[Review]: What is Container Linux?
Container Linux
Container Linux by Core OS (Core OS Linux) is a lightweight operating system which developed for servers and cluster under Apache License 2.0 . Initial release was October 3, 2013,
Container Linux has minimum software and tools, the operating system is very light and designed for hosting containers. It also provides automation solutions for application deployment, security, reliability and scalability.
Overview
Container Linux offers no package manager for installing and upgrading software packages, instead of installing applications, Container Linux offers Operating-system-level virtualization for deploying application on Linux containers.
That way, resource partitioning between containers is performed through multiple isolated userspace instances, instead of using a hypervisor and providing full-fledged virtual machines. This approach relies on the Linux kernel’s cgroups and namespaces functionalities which together provide abilities to limit, account and isolate resource usage (CPU, memory, disk I/O, etc.) for the collections of userspace processes.
Container Linux using dual boot partition mechanism for applying new security and reliability patches after reboot or kexec. Dual boot partition mechanism provides better system reliability because there is rollback point to previous state.
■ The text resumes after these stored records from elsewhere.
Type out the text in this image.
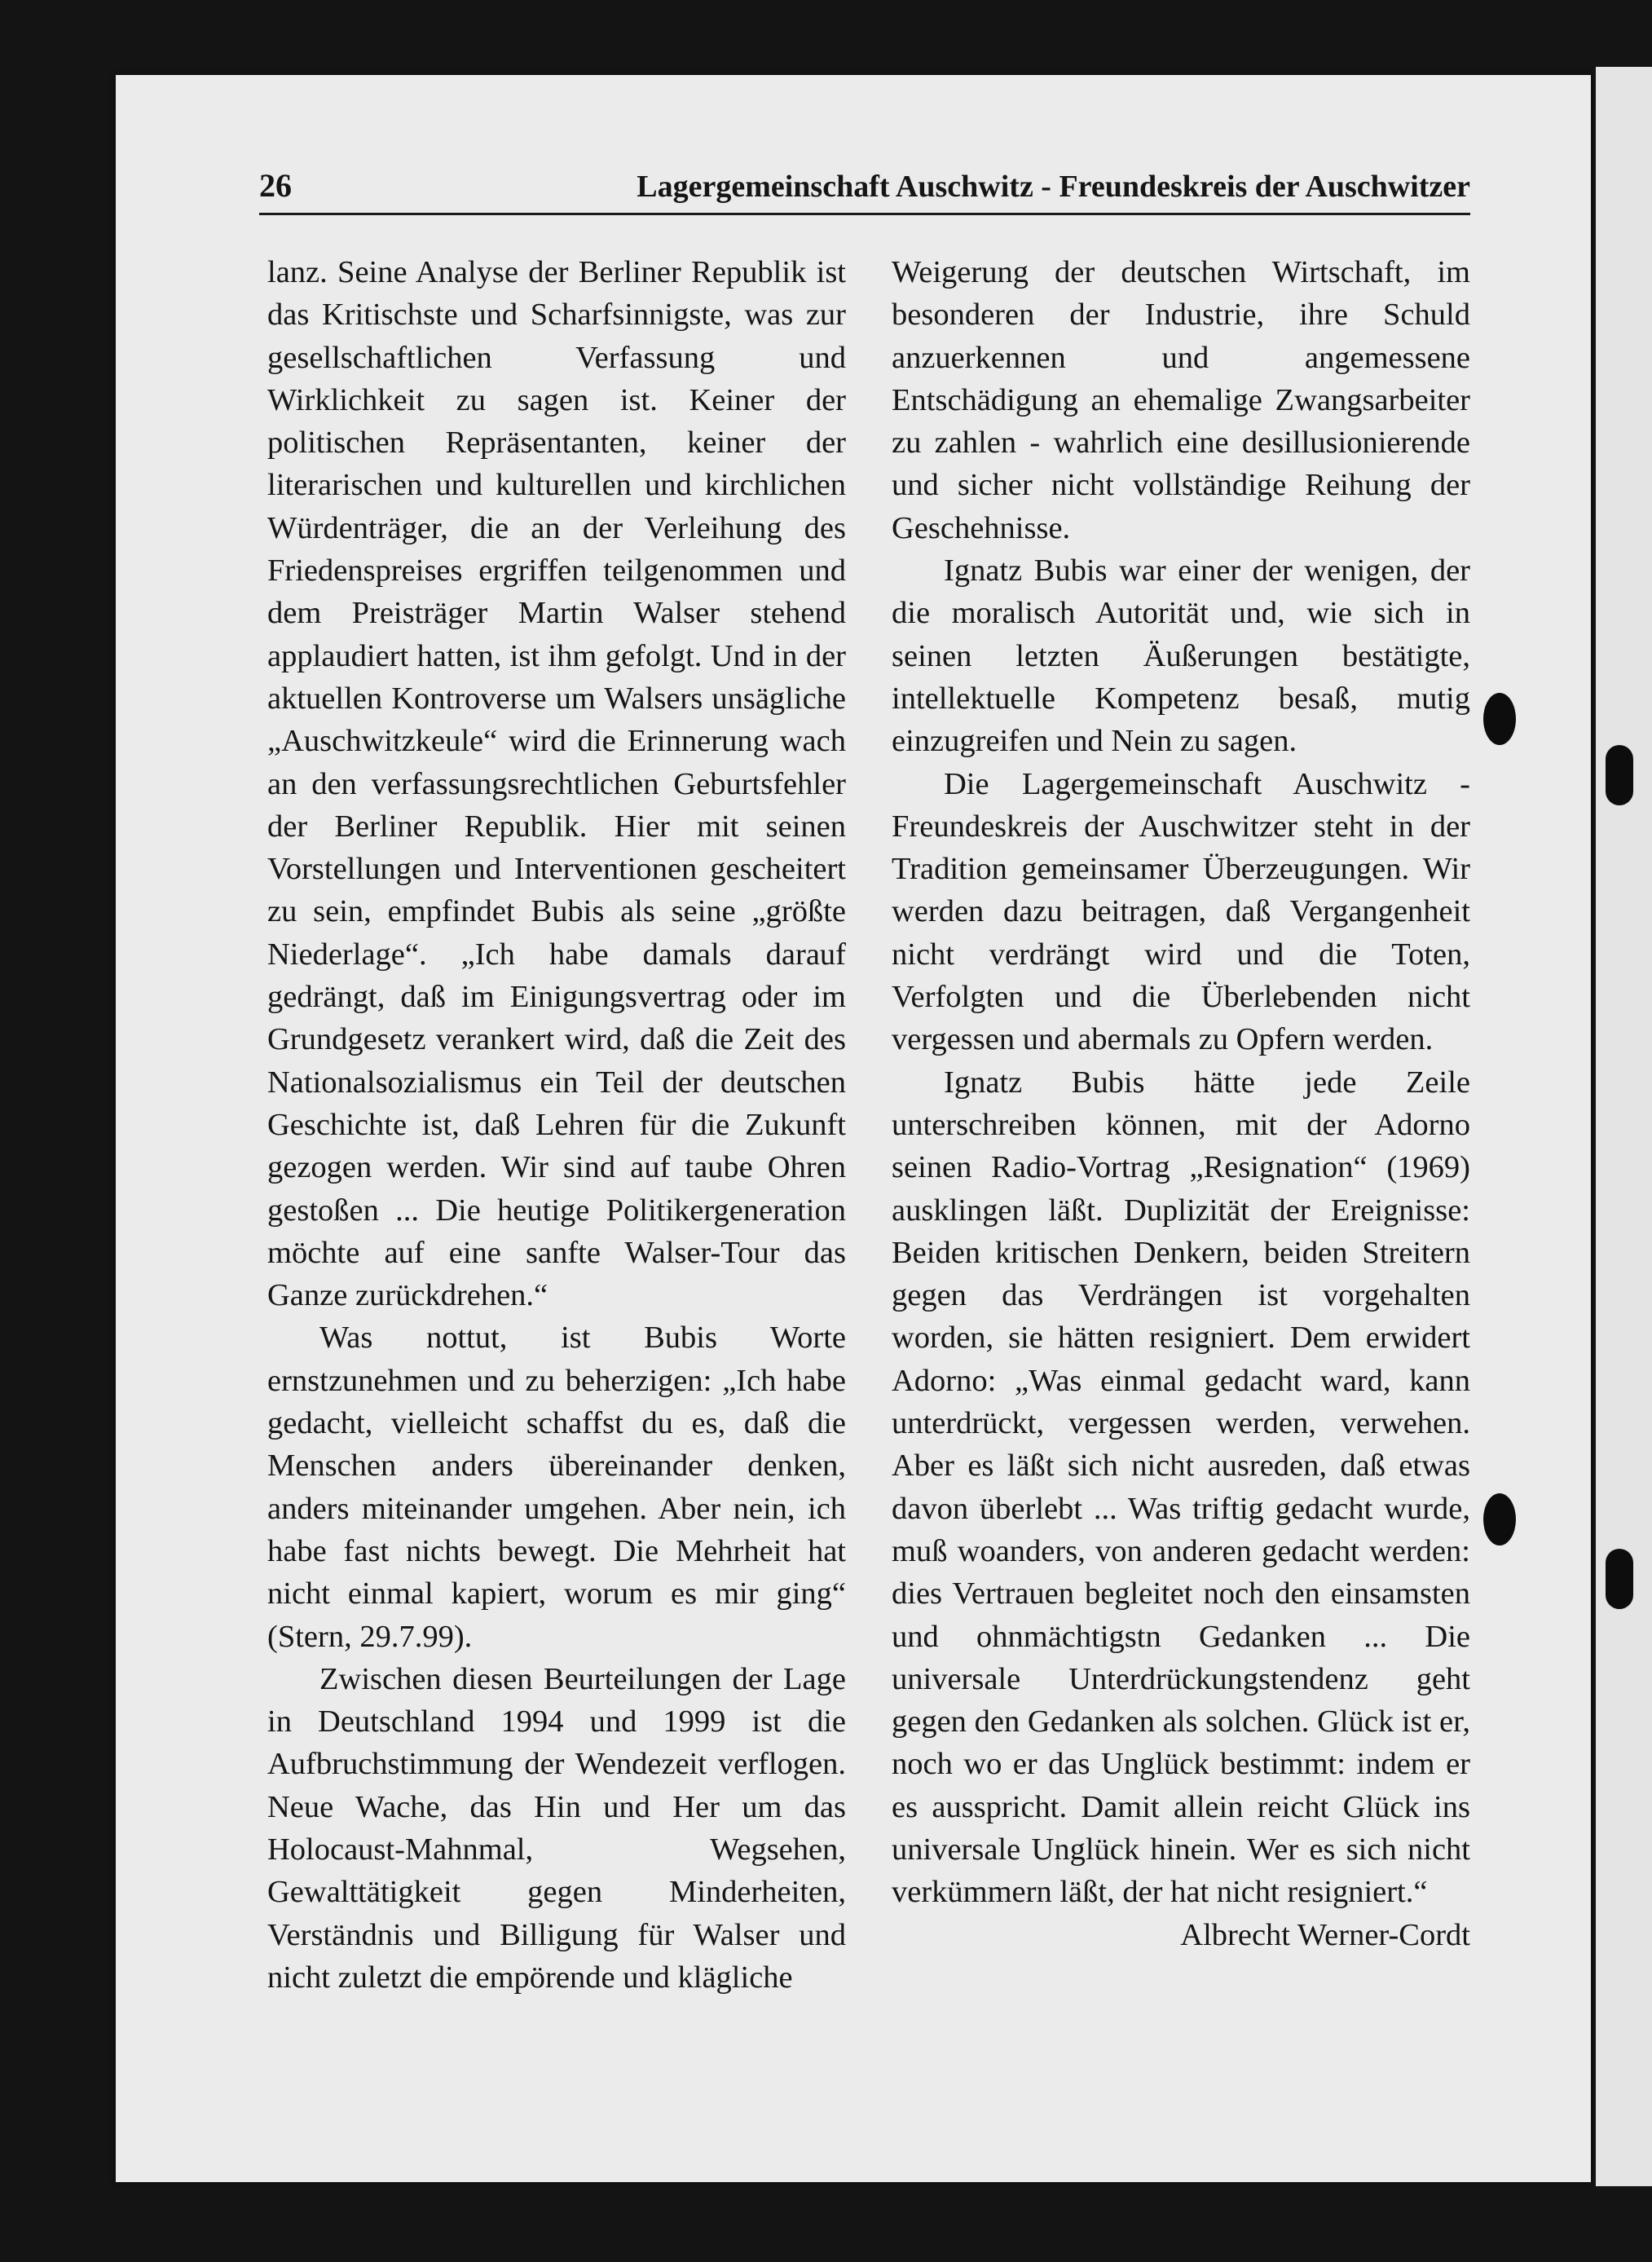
26	Lagergemeinschaft Auschwitz - Freundeskreis der Auschwitzer

lanz. Seine Analyse der Berliner Republik ist das Kritischste und Scharfsinnigste, was zur gesellschaftlichen Verfassung und Wirklichkeit zu sagen ist. Keiner der politischen Repräsentanten, keiner der literarischen und kulturellen und kirchlichen Würdenträger, die an der Verleihung des Friedenspreises ergriffen teilgenommen und dem Preisträger Martin Walser stehend applaudiert hatten, ist ihm gefolgt. Und in der aktuellen Kontroverse um Walsers unsägliche „Auschwitzkeule“ wird die Erinnerung wach an den verfassungsrechtlichen Geburtsfehler der Berliner Republik. Hier mit seinen Vorstellungen und Interventionen gescheitert zu sein, empfindet Bubis als seine „größte Niederlage“. „Ich habe damals darauf gedrängt, daß im Einigungsvertrag oder im Grundgesetz verankert wird, daß die Zeit des Nationalsozialismus ein Teil der deutschen Geschichte ist, daß Lehren für die Zukunft gezogen werden. Wir sind auf taube Ohren gestoßen ... Die heutige Politikergeneration möchte auf eine sanfte Walser-Tour das Ganze zurückdrehen.“

Was nottut, ist Bubis Worte ernstzunehmen und zu beherzigen: „Ich habe gedacht, vielleicht schaffst du es, daß die Menschen anders übereinander denken, anders miteinander umgehen. Aber nein, ich habe fast nichts bewegt. Die Mehrheit hat nicht einmal kapiert, worum es mir ging“ (Stern, 29.7.99).

Zwischen diesen Beurteilungen der Lage in Deutschland 1994 und 1999 ist die Aufbruchstimmung der Wendezeit verflogen. Neue Wache, das Hin und Her um das Holocaust-Mahnmal, Wegsehen, Gewalttätigkeit gegen Minderheiten, Verständnis und Billigung für Walser und nicht zuletzt die empörende und klägliche

Weigerung der deutschen Wirtschaft, im besonderen der Industrie, ihre Schuld anzuerkennen und angemessene Entschädigung an ehemalige Zwangsarbeiter zu zahlen - wahrlich eine desillusionierende und sicher nicht vollständige Reihung der Geschehnisse.

Ignatz Bubis war einer der wenigen, der die moralisch Autorität und, wie sich in seinen letzten Äußerungen bestätigte, intellektuelle Kompetenz besaß, mutig einzugreifen und Nein zu sagen.

Die Lagergemeinschaft Auschwitz - Freundeskreis der Auschwitzer steht in der Tradition gemeinsamer Überzeugungen. Wir werden dazu beitragen, daß Vergangenheit nicht verdrängt wird und die Toten, Verfolgten und die Überlebenden nicht vergessen und abermals zu Opfern werden.

Ignatz Bubis hätte jede Zeile unterschreiben können, mit der Adorno seinen Radio-Vortrag „Resignation“ (1969) ausklingen läßt. Duplizität der Ereignisse: Beiden kritischen Denkern, beiden Streitern gegen das Verdrängen ist vorgehalten worden, sie hätten resigniert. Dem erwidert Adorno: „Was einmal gedacht ward, kann unterdrückt, vergessen werden, verwehen. Aber es läßt sich nicht ausreden, daß etwas davon überlebt ... Was triftig gedacht wurde, muß woanders, von anderen gedacht werden: dies Vertrauen begleitet noch den einsamsten und ohnmächtigstn Gedanken ... Die universale Unterdrückungstendenz geht gegen den Gedanken als solchen. Glück ist er, noch wo er das Unglück bestimmt: indem er es ausspricht. Damit allein reicht Glück ins universale Unglück hinein. Wer es sich nicht verkümmern läßt, der hat nicht resigniert.“

Albrecht Werner-Cordt
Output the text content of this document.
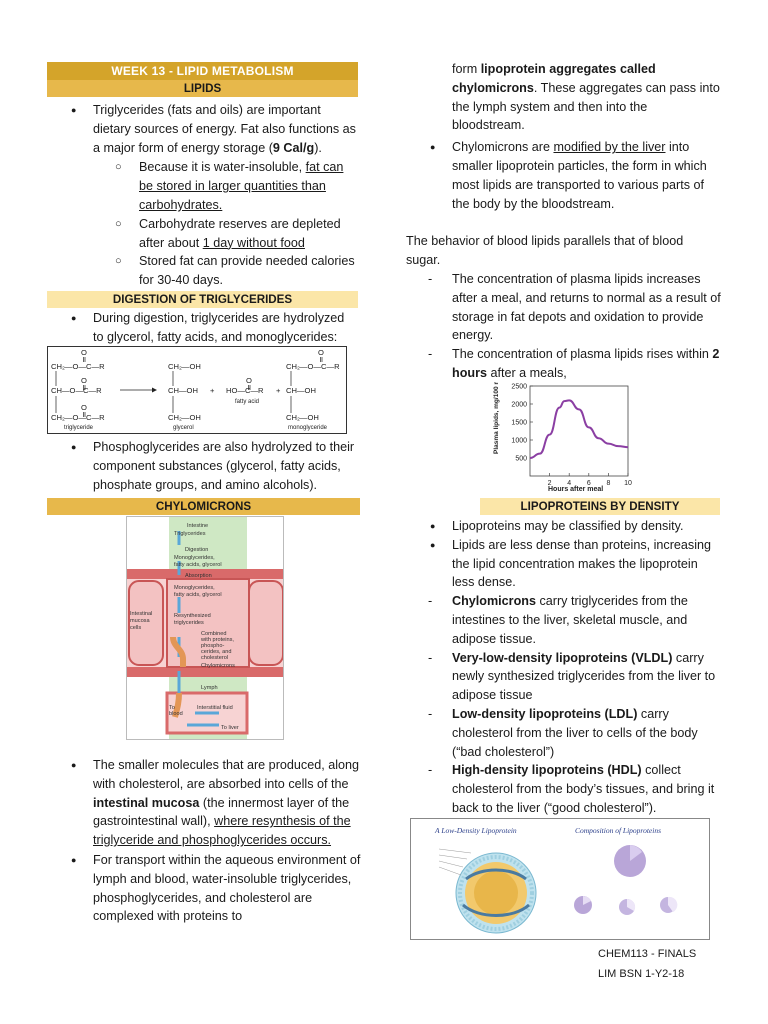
WEEK 13 - LIPID METABOLISM
LIPIDS

● Triglycerides (fats and oils) are important dietary sources of energy. Fat also functions as a major form of energy storage (9 Cal/g).

○ Because it is water-insoluble, fat can be stored in larger quantities than carbohydrates.

○ Carbohydrate reserves are depleted after about 1 day without food

○ Stored fat can provide needed calories for 30-40 days.

DIGESTION OF TRIGLYCERIDES

● During digestion, triglycerides are hydrolyzed to glycerol, fatty acids, and monoglycerides:

O
O
O
CH₂—O—C—R
CH—O—C—R
CH₂—O—C—R
triglyceride
CH₂—OH
CH—OH
CH₂—OH
glycerol
+
O
HO—C—R
fatty acid
+
O
CH₂—O—C—R
CH—OH
CH₂—OH
monoglyceride

● Phosphoglycerides are also hydrolyzed to their component substances (glycerol, fatty acids, phosphate groups, and amino alcohols).

CHYLOMICRONS
Intestine
Triglycerides
Digestion
Monoglycerides,
fatty acids, glycerol
Absorption
Monoglycerides,
fatty acids, glycerol
Intestinal
mucosa
cells
Resynthesized
triglycerides
Combined
with proteins,
phospho-
cerides, and
cholesterol
Chylomicrons
Lymph
To
blood
Interstitial fluid
To liver

● The smaller molecules that are produced, along with cholesterol, are absorbed into cells of the intestinal mucosa (the innermost layer of the gastrointestinal wall), where resynthesis of the triglyceride and phosphoglycerides occurs.

● For transport within the aqueous environment of lymph and blood, water-insoluble triglycerides, phosphoglycerides, and cholesterol are complexed with proteins to

form lipoprotein aggregates called chylomicrons. These aggregates can pass into the lymph system and then into the bloodstream.

● Chylomicrons are modified by the liver into smaller lipoprotein particles, the form in which most lipids are transported to various parts of the body by the bloodstream.

The behavior of blood lipids parallels that of blood sugar.

- The concentration of plasma lipids increases after a meal, and returns to normal as a result of storage in fat depots and oxidation to provide energy.

- The concentration of plasma lipids rises within 2 hours after a meals,

500
1000
1500
2000
2500
2 4 6 8 10
Plasma lipids, mg/100 mL
Hours after meal
LIPOPROTEINS BY DENSITY

● Lipoproteins may be classified by density.

● Lipids are less dense than proteins, increasing the lipid concentration makes the lipoprotein less dense.

- Chylomicrons carry triglycerides from the intestines to the liver, skeletal muscle, and adipose tissue.

- Very-low-density lipoproteins (VLDL) carry newly synthesized triglycerides from the liver to adipose tissue

- Low-density lipoproteins (LDL) carry cholesterol from the liver to cells of the body (“bad cholesterol”)

- High-density lipoproteins (HDL) collect cholesterol from the body’s tissues, and bring it back to the liver (“good cholesterol”).

A Low-Density Lipoprotein	Composition of Lipoproteins
CHEM113 - FINALS
LIM BSN 1-Y2-18
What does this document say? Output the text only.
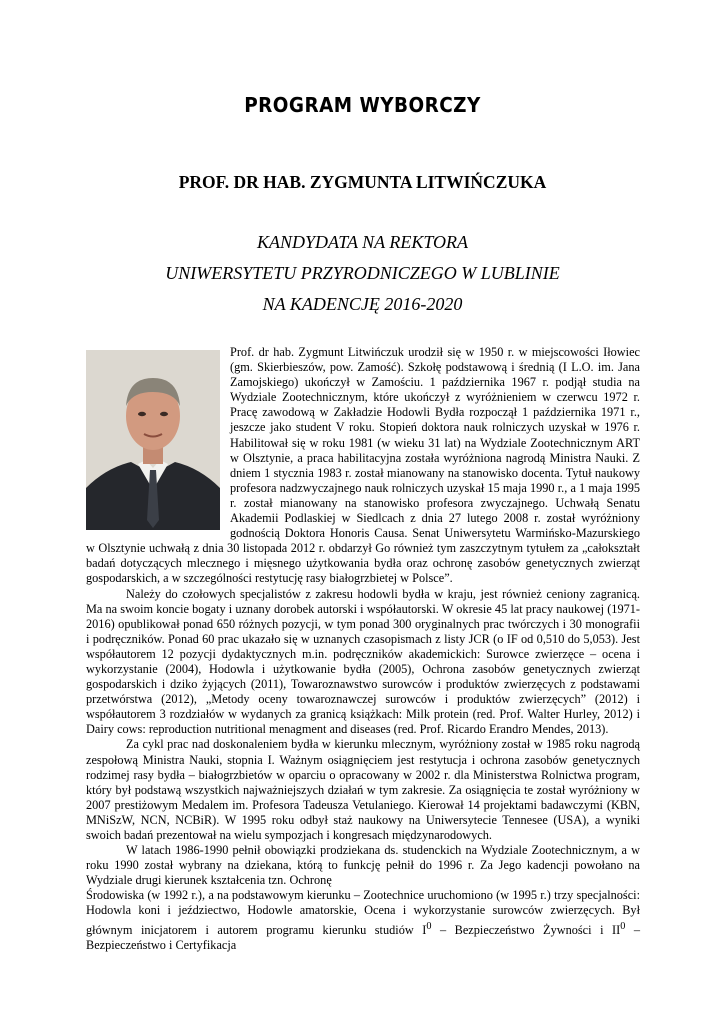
PROGRAM WYBORCZY
PROF. DR HAB. ZYGMUNTA LITWIŃCZUKA
KANDYDATA NA REKTORA
UNIWERSYTETU PRZYRODNICZEGO W LUBLINIE
NA KADENCJĘ 2016-2020

Prof. dr hab. Zygmunt Litwińczuk urodził się w 1950 r. w miejscowości Iłowiec (gm. Skierbieszów, pow. Zamość). Szkołę podstawową i średnią (I L.O. im. Jana Zamojskiego) ukończył w Zamościu. 1 października 1967 r. podjął studia na Wydziale Zootechnicznym, które ukończył z wyróżnieniem w czerwcu 1972 r. Pracę zawodową w Zakładzie Hodowli Bydła rozpoczął 1 października 1971 r., jeszcze jako student V roku. Stopień doktora nauk rolniczych uzyskał w 1976 r. Habilitował się w roku 1981 (w wieku 31 lat) na Wydziale Zootechnicznym ART w Olsztynie, a praca habilitacyjna została wyróżniona nagrodą Ministra Nauki. Z dniem 1 stycznia 1983 r. został mianowany na stanowisko docenta. Tytuł naukowy profesora nadzwyczajnego nauk rolniczych uzyskał 15 maja 1990 r., a 1 maja 1995 r. został mianowany na stanowisko profesora zwyczajnego. Uchwałą Senatu Akademii Podlaskiej w Siedlcach z dnia 27 lutego 2008 r. został wyróżniony godnością Doktora Honoris Causa. Senat Uniwersytetu Warmińsko-Mazurskiego w Olsztynie uchwałą z dnia 30 listopada 2012 r. obdarzył Go również tym zaszczytnym tytułem za „całokształt badań dotyczących mlecznego i mięsnego użytkowania bydła oraz ochronę zasobów genetycznych zwierząt gospodarskich, a w szczególności restytucję rasy białogrzbietej w Polsce”.

Należy do czołowych specjalistów z zakresu hodowli bydła w kraju, jest również ceniony zagranicą. Ma na swoim koncie bogaty i uznany dorobek autorski i współautorski. W okresie 45 lat pracy naukowej (1971-2016) opublikował ponad 650 różnych pozycji, w tym ponad 300 oryginalnych prac twórczych i 30 monografii i podręczników. Ponad 60 prac ukazało się w uznanych czasopismach z listy JCR (o IF od 0,510 do 5,053). Jest współautorem 12 pozycji dydaktycznych m.in. podręczników akademickich: Surowce zwierzęce – ocena i wykorzystanie (2004), Hodowla i użytkowanie bydła (2005), Ochrona zasobów genetycznych zwierząt gospodarskich i dziko żyjących (2011), Towaroznawstwo surowców i produktów zwierzęcych z podstawami przetwórstwa (2012), „Metody oceny towaroznawczej surowców i produktów zwierzęcych” (2012) i współautorem 3 rozdziałów w wydanych za granicą książkach: Milk protein (red. Prof. Walter Hurley, 2012) i Dairy cows: reproduction nutritional menagment and diseases (red. Prof. Ricardo Erandro Mendes, 2013).

Za cykl prac nad doskonaleniem bydła w kierunku mlecznym, wyróżniony został w 1985 roku nagrodą zespołową Ministra Nauki, stopnia I. Ważnym osiągnięciem jest restytucja i ochrona zasobów genetycznych rodzimej rasy bydła – białogrzbietów w oparciu o opracowany w 2002 r. dla Ministerstwa Rolnictwa program, który był podstawą wszystkich najważniejszych działań w tym zakresie. Za osiągnięcia te został wyróżniony w 2007 prestiżowym Medalem im. Profesora Tadeusza Vetulaniego. Kierował 14 projektami badawczymi (KBN, MNiSzW, NCN, NCBiR). W 1995 roku odbył staż naukowy na Uniwersytecie Tennesee (USA), a wyniki swoich badań prezentował na wielu sympozjach i kongresach międzynarodowych.

W latach 1986-1990 pełnił obowiązki prodziekana ds. studenckich na Wydziale Zootechnicznym, a w roku 1990 został wybrany na dziekana, którą to funkcję pełnił do 1996 r. Za Jego kadencji powołano na Wydziale drugi kierunek kształcenia tzn. Ochronę

Środowiska (w 1992 r.), a na podstawowym kierunku – Zootechnice uruchomiono (w 1995 r.) trzy specjalności: Hodowla koni i jeździectwo, Hodowle amatorskie, Ocena i wykorzystanie surowców zwierzęcych. Był głównym inicjatorem i autorem programu kierunku studiów $I^0$ – Bezpieczeństwo Żywności i $II^0$ – Bezpieczeństwo i Certyfikacja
Container Linux provides etcd, a daemon that runs across all computers in a cluster and provides a dynamic configuration registry, allowing various configuration data to be easily and reliably shared between the cluster members.
Container Linux also provides the fleet cluster manager which controls Container Linux’s separate systemd instances at the cluster level. As of 2017 “fleet” is no longer actively developed and is deprecated in favor of Kubernetes.